P. Salerno non ha mancato di citare Papa Leone che nel giorno del Sacro Cuore ha detto di fare memoria della vocazione per entrare in un pozzo senza fondo in cui si rende presente l’opera di Dio. E solo nella memoria viva il sacerdote diventa capace di portare il senso della salvezza . Poi p. Filippo ha spiegato come non siano le opere eclatanti a far emergere la santità ma ogni sacerdote si fa santo e fa fiorire la santità non quando mostra elenchi di iniziative e palcoscenici ma la disponibilità sincera al servizio della gente e la fraternità con gli altri presbiteri “in un momento in cui il mondo vive confusione e ha bisogno di una nostra parola”. Ma la parola può diventare segno di morte e per questo Papa Leone invita ad essere segno di pace e comunione, ad essere uomini di comprensione lontani dal chiacchiericcio che allontana e distrugge.

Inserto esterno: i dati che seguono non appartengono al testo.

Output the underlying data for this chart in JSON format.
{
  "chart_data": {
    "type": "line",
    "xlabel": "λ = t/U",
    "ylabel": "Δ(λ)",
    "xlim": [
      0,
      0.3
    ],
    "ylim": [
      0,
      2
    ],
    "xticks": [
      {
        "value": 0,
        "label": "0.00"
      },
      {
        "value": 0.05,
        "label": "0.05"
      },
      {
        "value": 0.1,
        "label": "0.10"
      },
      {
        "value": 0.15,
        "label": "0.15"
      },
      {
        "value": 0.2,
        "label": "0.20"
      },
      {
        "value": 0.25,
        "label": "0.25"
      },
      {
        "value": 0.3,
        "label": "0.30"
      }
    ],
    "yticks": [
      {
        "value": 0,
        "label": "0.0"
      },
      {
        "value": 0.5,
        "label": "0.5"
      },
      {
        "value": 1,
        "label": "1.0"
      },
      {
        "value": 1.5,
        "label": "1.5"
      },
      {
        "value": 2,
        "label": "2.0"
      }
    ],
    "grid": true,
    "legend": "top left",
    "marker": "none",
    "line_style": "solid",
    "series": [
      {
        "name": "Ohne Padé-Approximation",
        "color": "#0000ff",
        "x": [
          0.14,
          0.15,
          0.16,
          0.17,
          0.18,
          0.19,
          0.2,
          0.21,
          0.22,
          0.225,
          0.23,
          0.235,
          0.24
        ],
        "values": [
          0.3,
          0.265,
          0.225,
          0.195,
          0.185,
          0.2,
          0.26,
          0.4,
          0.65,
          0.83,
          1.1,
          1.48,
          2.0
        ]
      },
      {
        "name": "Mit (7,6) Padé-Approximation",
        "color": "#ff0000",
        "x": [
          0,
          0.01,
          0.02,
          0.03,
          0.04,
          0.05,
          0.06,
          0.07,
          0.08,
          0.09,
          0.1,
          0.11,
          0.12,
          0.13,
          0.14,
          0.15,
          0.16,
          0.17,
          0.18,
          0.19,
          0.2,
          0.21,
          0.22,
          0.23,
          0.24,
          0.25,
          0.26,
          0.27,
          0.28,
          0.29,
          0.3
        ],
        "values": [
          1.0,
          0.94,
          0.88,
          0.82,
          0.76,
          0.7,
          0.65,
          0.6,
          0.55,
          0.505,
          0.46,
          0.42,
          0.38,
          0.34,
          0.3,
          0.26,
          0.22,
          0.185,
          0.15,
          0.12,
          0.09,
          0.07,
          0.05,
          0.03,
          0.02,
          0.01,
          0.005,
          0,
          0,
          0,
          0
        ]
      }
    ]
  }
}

“A volte ci si sente soli. La comprensione e l’accoglienza devono diventare, gli elementi trainanti nell’agire del presbitero e questi deve incarnare l’immagine del buon pastore che è colui che dà la vita e fa sgorgare fiumi di acqua viva. “Il Cuore di Cristo non è esperienza di pochi eletti ma è il cammino di Cristo stesso che ogni giorno viene riflesso nel quotidiano e per questo anche la calunnia può diventare esperienza forte e gloriosa come lo è stata per lui. “Che l’impegno di noi sacerdoti possa diventare impegno di costruzione e di pace per essere abili nel comporre i frammenti di vita”. “Stasera il mio grazie si unisce al grazie di Cristo e tutto quello che il Signore mi farà ancora compiere sarà il segno della sua presenza e del suo amore”. Il Papa ha detto: “Pregate sempre per i vostri sacerdoti non soltanto per quelli ai quali siete legati ma per tutti.
Ogni sacerdote che viene accompagnato e amato dalla sua comunità vive un rapporto unitario, non si sente solo e forma la vera Chiesa mentre il sacerdote che si isola lentamente si spegne. Tutto quello che crea comunione deve diventare spazio di fraternità e deve diventare l’unica forza che è Cristo Gesù”. “Da dove mi verrà l’aiuto? Il mio aiuto viene dal Signore che ha fatto cielo e terra”. Presenti sull’altare insieme a padre Filippo, il diacono Salvatore Orlando e i ministranti Giuseppe Panettiere e Luca Carbone. La liturgia è stata animata dalla corale parrocchiale dedicata a Santa Bernadette, diretta da Stefania Battiato e Adriana Tardo, mentre il servizio fotografico gratuito è stato curato da Concetta Debole che ha messo a disposizione le sue foto a corredo di questo articolo.